Como então os sábios não sabem disto também, gente bem?
A cobra grande é mãe do rio, ela manda chuva
guarda o segredo da primeira noite do mundo num caroço de tucumã.
Ao sábio de Coimbra disse um índio marajoara
que as voltas que o rio Arari dá diz-que se devem à mãe do rio.
Que na ditadura da água é, sucessivamente, a cada seis meses
dilúvio e estio súbitos
depois que o sol bebe toda lâmina d’água que restar à ilha grande
filha da pororoca nas marés se sizígia
côncava como um grande prato nos mondongos e baixios do Lavrado.
Aí infinitas cobras sucuris que existiam pelos centros se desesperaram
no passado e abriram caminho à força em direção ao mar
cujos rastos são os rios e igarapés hoje em dia...
O Nilo profundo guarda mistérios da antiga Núbia,
seu irmão o gigantesco rio Babel esconde segredos dos Andes
fechando a boca do rio-mar cerca às ilhas dos Marajós.

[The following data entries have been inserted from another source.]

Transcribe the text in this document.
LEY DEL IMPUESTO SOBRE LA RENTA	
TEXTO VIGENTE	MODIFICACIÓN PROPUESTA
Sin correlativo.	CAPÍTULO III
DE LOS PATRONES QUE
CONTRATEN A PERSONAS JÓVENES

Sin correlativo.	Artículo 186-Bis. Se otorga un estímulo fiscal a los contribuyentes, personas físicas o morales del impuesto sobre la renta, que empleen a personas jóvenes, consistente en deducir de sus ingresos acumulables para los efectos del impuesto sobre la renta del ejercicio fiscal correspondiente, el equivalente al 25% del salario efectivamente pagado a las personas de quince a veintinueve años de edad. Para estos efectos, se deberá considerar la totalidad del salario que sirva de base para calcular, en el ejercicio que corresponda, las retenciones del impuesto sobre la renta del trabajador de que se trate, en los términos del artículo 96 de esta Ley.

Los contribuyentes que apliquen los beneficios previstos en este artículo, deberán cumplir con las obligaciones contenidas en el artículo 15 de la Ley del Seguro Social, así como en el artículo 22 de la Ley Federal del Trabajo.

A cobra sucuriju passará pouco mais de dez metros de comprimento
ao longo duma vida que não é pequena cumprindo sua missão
no topo da cadeia ecológica,
ela é uma draga natural na limpeza de rios, portos e canais.
Porém desde que o homem branco trouxe bois, cavalos e búfalos
aos pantanais do estuário amazônico abriu ele guerra franca à natureza
com isto desapareceu peixe-boi, tartarugas, pirarucu, capivaras, onças, jacarés e os bichos encantados até...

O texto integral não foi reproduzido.